The next week in class, everyone around me seemed to pop up from prasarita padottanasana (wide legged forward fold pose) into a tripod headstand and down again. No sweat. I set my mind on my goal, “you are strong enough,” and pushed into my palms, lifted my foot, knee balanced on my elbow. And then the other foot. I hovered, holding my breath a little, until I let a bit of fear go. Fear based on 30 years of back and neck pain. I balanced, the thought “push your legs up” at the forefront of my thoughts. But I didn’t.
The next week, however, I did. At home, in my living room, after a yin class. I felt expansive, peaceful. I said to myself, “you are strong enough.” I settled into plank then walked my legs up. Brought my knees in, engaged my core, and slowly pushed my feet up. My mind momentarily freaked and my body responded with wobbly panic, but I settled my thoughts. “You can do this.” And I stayed there for what felt a victorious eternity. In reality, more like 10 seconds.
Our minds can harness all of our fears, spiritual yearning, intellectual pursuits, hopes and dreams.

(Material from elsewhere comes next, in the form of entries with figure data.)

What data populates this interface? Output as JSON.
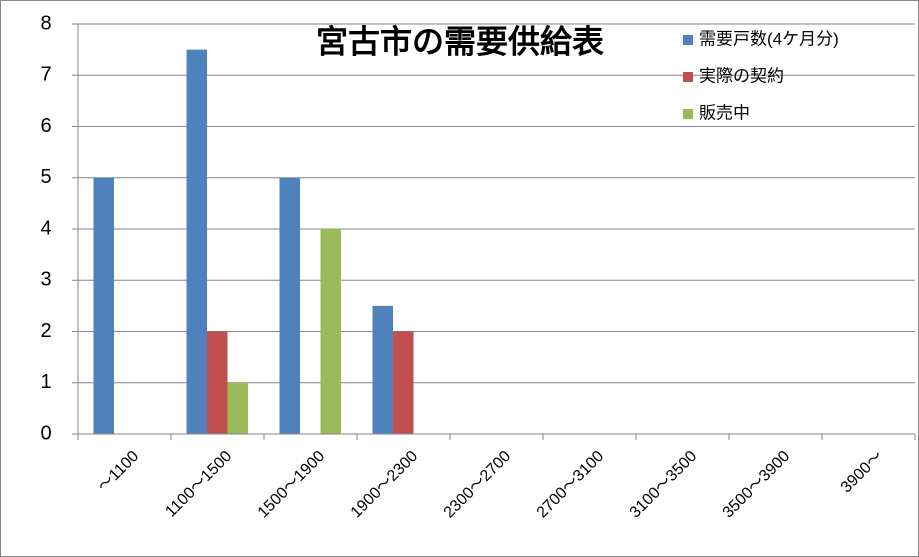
{
  "chart_data": {
    "type": "bar",
    "title": "宮古市の需要供給表",
    "categories": [
      "～1100",
      "1100～1500",
      "1500～1900",
      "1900～2300",
      "2300～2700",
      "2700～3100",
      "3100～3500",
      "3500～3900",
      "3900～"
    ],
    "series": [
      {
        "name": "需要戸数(4ケ月分)",
        "color": "#4f81bd",
        "values": [
          5,
          7.5,
          5,
          2.5,
          null,
          null,
          null,
          null,
          null
        ]
      },
      {
        "name": "実際の契約",
        "color": "#c0504d",
        "values": [
          null,
          2,
          null,
          2,
          null,
          null,
          null,
          null,
          null
        ]
      },
      {
        "name": "販売中",
        "color": "#9bbb59",
        "values": [
          null,
          1,
          4,
          null,
          null,
          null,
          null,
          null,
          null
        ]
      }
    ],
    "ylim": [
      0,
      8
    ],
    "yticks": [
      0,
      1,
      2,
      3,
      4,
      5,
      6,
      7,
      8
    ],
    "grid": true,
    "legend": "top-right"
  }
}
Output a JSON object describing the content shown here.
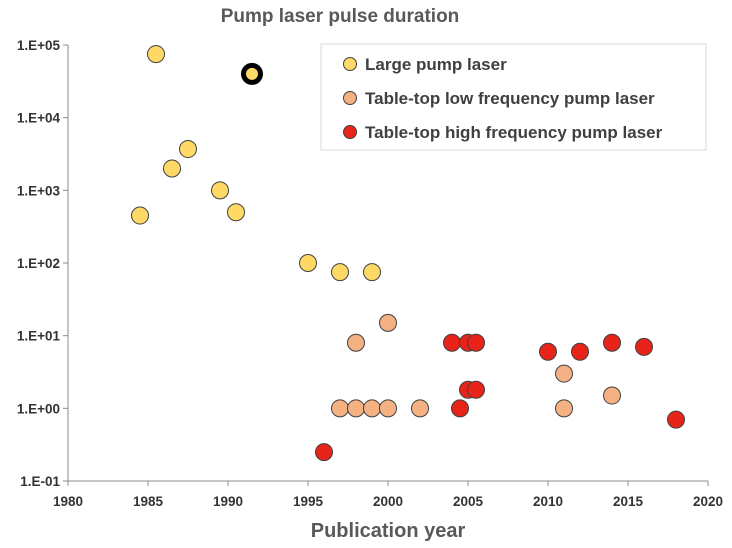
{
  "chart_data": {
    "type": "scatter",
    "title": "Pump laser pulse  duration",
    "xlabel": "Publication year",
    "ylabel": "",
    "xlim": [
      1980,
      2020
    ],
    "ylim": [
      0.1,
      100000
    ],
    "yscale": "log",
    "grid": false,
    "legend_position": "top-right",
    "x_ticks": [
      "1980",
      "1985",
      "1990",
      "1995",
      "2000",
      "2005",
      "2010",
      "2015",
      "2020"
    ],
    "y_ticks": [
      "1.E-01",
      "1.E+00",
      "1.E+01",
      "1.E+02",
      "1.E+03",
      "1.E+04",
      "1.E+05"
    ],
    "series": [
      {
        "name": "Large pump laser",
        "color": "#FFD966",
        "points": [
          {
            "x": 1985.5,
            "y": 75000
          },
          {
            "x": 1984.5,
            "y": 450
          },
          {
            "x": 1986.5,
            "y": 2000
          },
          {
            "x": 1987.5,
            "y": 3700
          },
          {
            "x": 1989.5,
            "y": 1000
          },
          {
            "x": 1990.5,
            "y": 500
          },
          {
            "x": 1995,
            "y": 100
          },
          {
            "x": 1997,
            "y": 75
          },
          {
            "x": 1999,
            "y": 75
          }
        ]
      },
      {
        "name": "Table-top low frequency pump laser",
        "color": "#F4B183",
        "points": [
          {
            "x": 2000,
            "y": 15
          },
          {
            "x": 1998,
            "y": 8
          },
          {
            "x": 1997,
            "y": 1
          },
          {
            "x": 1998,
            "y": 1
          },
          {
            "x": 1999,
            "y": 1
          },
          {
            "x": 2000,
            "y": 1
          },
          {
            "x": 2002,
            "y": 1
          },
          {
            "x": 2011,
            "y": 3
          },
          {
            "x": 2011,
            "y": 1
          },
          {
            "x": 2014,
            "y": 1.5
          }
        ]
      },
      {
        "name": "Table-top high frequency pump laser",
        "color": "#E8241A",
        "points": [
          {
            "x": 1996,
            "y": 0.25
          },
          {
            "x": 2004,
            "y": 8
          },
          {
            "x": 2005,
            "y": 8
          },
          {
            "x": 2005.5,
            "y": 8
          },
          {
            "x": 2004.5,
            "y": 1
          },
          {
            "x": 2005,
            "y": 1.8
          },
          {
            "x": 2005.5,
            "y": 1.8
          },
          {
            "x": 2010,
            "y": 6
          },
          {
            "x": 2012,
            "y": 6
          },
          {
            "x": 2014,
            "y": 8
          },
          {
            "x": 2016,
            "y": 7
          },
          {
            "x": 2018,
            "y": 0.7
          }
        ]
      }
    ],
    "highlighted_point": {
      "x": 1991.5,
      "y": 40000,
      "color": "#FFD966",
      "ring_color": "#000000"
    }
  }
}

Our bodies and psyches respond to how we direct our minds, with results ranging from anxiety and sickness to amazing pursuits and achievements. In yoga we learn that our minds constantly move and shift, but that doesn’t mean these thoughts rule our actions or, more importantly, our spirits.
My mind has both held me in a vise of anxiety as well as released me to experience great moments of empowerment and strength. As Buddha says, “Rule your mind, or it will rule you.” Our thoughts can set us free or hold us from our potential. I hope every day to have courage to free my mind towards deeper understanding and a limitless joy.